I have tried the following:
count(original_data, c("Gender","Weekly_Apple"))
count(original_data, c("Gender","Weekly_Banana"))
count(original_data, c("Gender","Weekly_Grape"))
count(original_data, c("Gender","Weekly_PineApple"))

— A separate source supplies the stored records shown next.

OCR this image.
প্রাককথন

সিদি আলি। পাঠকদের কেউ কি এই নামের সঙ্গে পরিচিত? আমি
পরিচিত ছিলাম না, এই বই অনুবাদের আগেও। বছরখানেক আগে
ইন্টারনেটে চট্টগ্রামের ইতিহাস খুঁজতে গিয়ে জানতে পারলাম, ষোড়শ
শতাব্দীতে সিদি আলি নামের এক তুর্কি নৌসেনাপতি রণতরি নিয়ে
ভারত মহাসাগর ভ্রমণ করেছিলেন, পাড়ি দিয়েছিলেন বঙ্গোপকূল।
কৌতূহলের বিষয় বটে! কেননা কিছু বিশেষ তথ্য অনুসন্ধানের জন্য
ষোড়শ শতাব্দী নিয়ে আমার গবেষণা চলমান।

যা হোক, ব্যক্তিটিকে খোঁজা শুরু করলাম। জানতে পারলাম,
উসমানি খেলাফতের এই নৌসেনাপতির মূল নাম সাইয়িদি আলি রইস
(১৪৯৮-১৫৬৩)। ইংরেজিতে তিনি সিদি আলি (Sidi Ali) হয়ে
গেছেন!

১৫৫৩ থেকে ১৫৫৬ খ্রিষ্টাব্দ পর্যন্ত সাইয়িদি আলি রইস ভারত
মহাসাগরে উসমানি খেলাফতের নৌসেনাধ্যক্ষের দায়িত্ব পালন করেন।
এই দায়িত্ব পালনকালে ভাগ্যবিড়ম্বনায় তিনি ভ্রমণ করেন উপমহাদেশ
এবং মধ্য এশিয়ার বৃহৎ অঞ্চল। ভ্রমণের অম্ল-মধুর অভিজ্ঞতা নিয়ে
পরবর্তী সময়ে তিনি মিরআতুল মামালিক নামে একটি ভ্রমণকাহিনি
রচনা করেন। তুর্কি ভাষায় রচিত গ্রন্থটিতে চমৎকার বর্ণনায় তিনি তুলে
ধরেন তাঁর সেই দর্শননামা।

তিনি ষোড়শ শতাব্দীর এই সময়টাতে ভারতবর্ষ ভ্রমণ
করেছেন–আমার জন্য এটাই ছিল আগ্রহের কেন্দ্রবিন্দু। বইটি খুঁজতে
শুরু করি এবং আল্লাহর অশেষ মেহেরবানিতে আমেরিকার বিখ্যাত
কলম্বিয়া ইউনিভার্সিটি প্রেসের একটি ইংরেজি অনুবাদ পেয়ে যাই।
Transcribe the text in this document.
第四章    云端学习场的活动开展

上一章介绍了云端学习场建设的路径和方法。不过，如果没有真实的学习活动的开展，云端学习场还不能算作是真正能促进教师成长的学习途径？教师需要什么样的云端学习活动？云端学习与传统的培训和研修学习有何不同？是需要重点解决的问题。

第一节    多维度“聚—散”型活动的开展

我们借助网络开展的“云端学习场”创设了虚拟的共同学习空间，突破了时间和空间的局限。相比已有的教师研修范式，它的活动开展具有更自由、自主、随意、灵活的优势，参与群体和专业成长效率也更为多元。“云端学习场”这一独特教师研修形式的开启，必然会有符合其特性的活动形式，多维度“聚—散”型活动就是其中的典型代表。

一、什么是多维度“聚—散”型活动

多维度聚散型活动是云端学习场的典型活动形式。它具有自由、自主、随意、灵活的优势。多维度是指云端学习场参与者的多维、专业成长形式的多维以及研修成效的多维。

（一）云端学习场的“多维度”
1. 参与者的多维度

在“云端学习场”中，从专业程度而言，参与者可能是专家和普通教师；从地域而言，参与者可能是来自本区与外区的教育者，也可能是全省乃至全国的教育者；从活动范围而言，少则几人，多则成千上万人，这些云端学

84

aggregate(x = original_data[c("Weekly_Apple",
"Weekly_Banana",
"Weekly_Grape")],
by = original_data[c("Gender")],
FUN = n())
Upvotes: 0
Views: 405
Reputation: 887711
Another base R
version with tapply
t(sapply(names(df)[3:4], function(nm) with(df, tapply(df[[nm]]=="Yes", Gender,sum))))
# Female Male
#Weekly_Apple 0 0
#Weekly_Banana 2 1
Or with split
sapply(split(df[3:4], df$Gender), function(x) colSums(x == "Yes"))
or a variation of it
sapply(split(as.data.frame(df[3:4] == "Yes"), df$Gender), colSums)
Upvotes: 0
Reputation: 6769
As suggested by NelsonGon, I have replaced df1 <- t(df1)

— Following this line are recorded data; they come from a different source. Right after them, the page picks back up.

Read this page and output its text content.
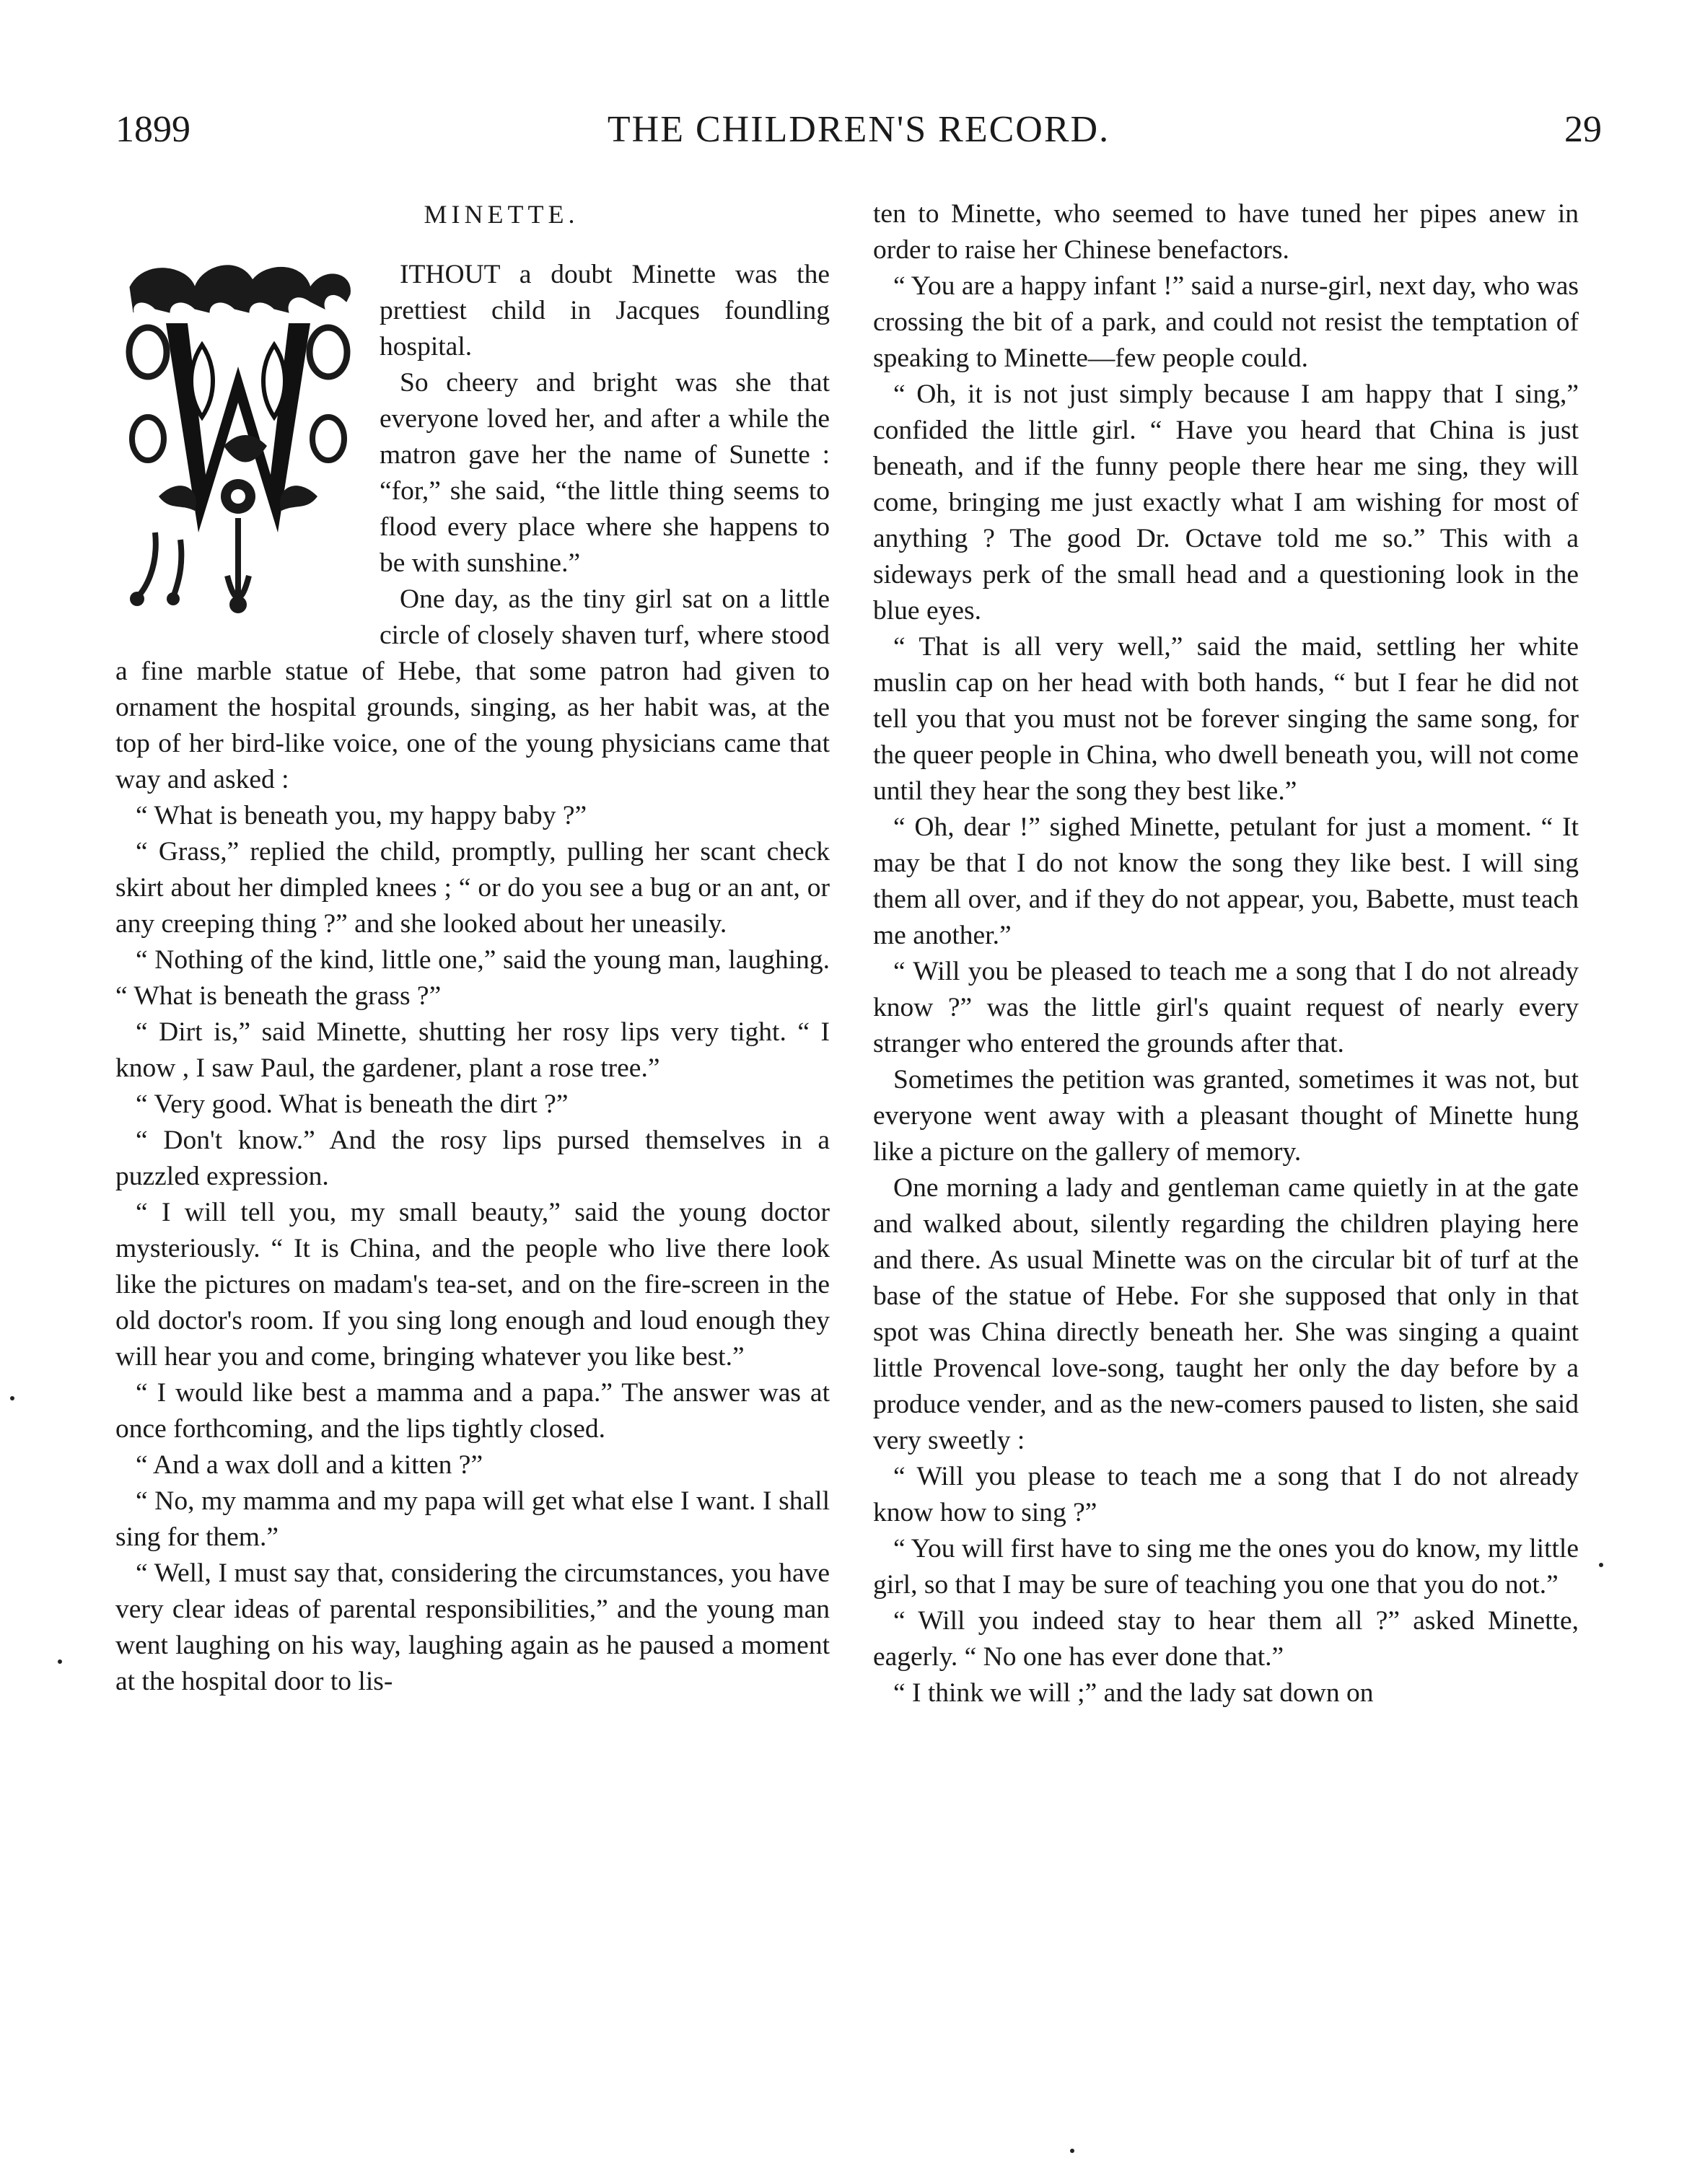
1899	THE CHILDREN'S RECORD.	29
MINETTE.

ITHOUT a doubt Minette was the prettiest child in Jacques foundling hospital.

So cheery and bright was she that everyone loved her, and after a while the matron gave her the name of Sunette : “for,” she said, “the little thing seems to flood every place where she happens to be with sunshine.”

One day, as the tiny girl sat on a little circle of closely shaven turf, where stood a fine marble statue of Hebe, that some patron had given to ornament the hospital grounds, singing, as her habit was, at the top of her bird-like voice, one of the young physicians came that way and asked :

“ What is beneath you, my happy baby ?”

“ Grass,” replied the child, promptly, pulling her scant check skirt about her dimpled knees ; “ or do you see a bug or an ant, or any creeping thing ?” and she looked about her uneasily.

“ Nothing of the kind, little one,” said the young man, laughing. “ What is beneath the grass ?”

“ Dirt is,” said Minette, shutting her rosy lips very tight. “ I know , I saw Paul, the gardener, plant a rose tree.”

“ Very good. What is beneath the dirt ?”

“ Don't know.” And the rosy lips pursed themselves in a puzzled expression.

“ I will tell you, my small beauty,” said the young doctor mysteriously. “ It is China, and the people who live there look like the pictures on madam's tea-set, and on the fire-screen in the old doctor's room. If you sing long enough and loud enough they will hear you and come, bringing whatever you like best.”

“ I would like best a mamma and a papa.” The answer was at once forthcoming, and the lips tightly closed.

“ And a wax doll and a kitten ?”

“ No, my mamma and my papa will get what else I want. I shall sing for them.”

“ Well, I must say that, considering the circumstances, you have very clear ideas of parental responsibilities,” and the young man went laughing on his way, laughing again as he paused a moment at the hospital door to lis-

ten to Minette, who seemed to have tuned her pipes anew in order to raise her Chinese benefactors.

“ You are a happy infant !” said a nurse-girl, next day, who was crossing the bit of a park, and could not resist the temptation of speaking to Minette—few people could.

“ Oh, it is not just simply because I am happy that I sing,” confided the little girl. “ Have you heard that China is just beneath, and if the funny people there hear me sing, they will come, bringing me just exactly what I am wishing for most of anything ? The good Dr. Octave told me so.” This with a sideways perk of the small head and a questioning look in the blue eyes.

“ That is all very well,” said the maid, settling her white muslin cap on her head with both hands, “ but I fear he did not tell you that you must not be forever singing the same song, for the queer people in China, who dwell beneath you, will not come until they hear the song they best like.”

“ Oh, dear !” sighed Minette, petulant for just a moment. “ It may be that I do not know the song they like best. I will sing them all over, and if they do not appear, you, Babette, must teach me another.”

“ Will you be pleased to teach me a song that I do not already know ?” was the little girl's quaint request of nearly every stranger who entered the grounds after that.

Sometimes the petition was granted, sometimes it was not, but everyone went away with a pleasant thought of Minette hung like a picture on the gallery of memory.

One morning a lady and gentleman came quietly in at the gate and walked about, silently regarding the children playing here and there. As usual Minette was on the circular bit of turf at the base of the statue of Hebe. For she supposed that only in that spot was China directly beneath her. She was singing a quaint little Provencal love-song, taught her only the day before by a produce vender, and as the new-comers paused to listen, she said very sweetly :

“ Will you please to teach me a song that I do not already know how to sing ?”

“ You will first have to sing me the ones you do know, my little girl, so that I may be sure of teaching you one that you do not.”

“ Will you indeed stay to hear them all ?” asked Minette, eagerly. “ No one has ever done that.”

“ I think we will ;” and the lady sat down on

with a tidyr::crossing(df1)
.
library(dplyr)
df<-data.frame(
Gender=c("Female", "Female", "Male", "Male", "Female"),
Energetic =c(3,3,5,2,1),
Weekly_Apple = c("No", "No", "No", "No", "No"),
Weekly_Banana = c("Yes", "Yes", "Yes", "No", "No"))
df1 <- df %>%
group_by(Gender) %>%
summarise(
Apples = sum(Weekly_Apple=="Yes"),
Bananas = sum(Weekly_Banana =="Yes")
)
df1 <- tidyr::crossing(df1)
Upvotes: 2
Reputation: 13319
A dplyr-tidyr
alternative:
df %>%
group_by(Gender) %>%
summarise_at(vars(contains("Weekly")), function(x) sum(x=="Yes")) %>%
tidyr::gather(key, val , -Gender) %>%
tidyr::spread(Gender, val)
# A tibble: 2 x 3
key Female Male
<chr> <int> <int>
1 Weekly_Apple 0 0
2 Weekly_Banana 2 1
Data:
df <- structure(list(Gender = structure(c(1L, 1L, 2L, 2L, 1L), .Label = c("Female",
"Male"), class = "factor"), Energetic = c(3, 3, 5, 2, 1), Weekly_Apple = structure(c(1L,
1L, 1L, 1L, 1L), .Label = "No", class = "factor"), Weekly_Banana = structure(c(2L,
2L, 2L, 1L, 1L), .Label = c("No", "Yes"), class = "factor")), class = "data.frame", row.names = c(NA,
-5L))
Upvotes: 1
Reputation: 79328
you could use base R:
table(reshape(cbind(df,id=1:nrow(df)),3:4,idvar = "id",dir="long",sep="_")[-(2:3)])[,,'Yes']
time
Gender Apple Banana
Female 0 2
Male 0 1
or even
xtabs(Weekly~time+Gender,transform(reshape(cbind(df,id=1:nrow(df)),3:4,idvar = "id",dir="long",sep="_"),Weekly=Weekly=="Yes"))
Gender
time Female Male
Apple 0 0
Banana 2 1
Upvotes: 1
Reputation: 40171
One data.table
possibility could be:
dcast(variable ~ Gender,
value.var = "value",
fun = function(x) sum(x == "Yes"),
data = melt(df[-2], id.vars = "Gender"))
variable Female Male
1 Weekly_Apple 0 0
2 Weekly_Banana 2 1
Upvotes: 1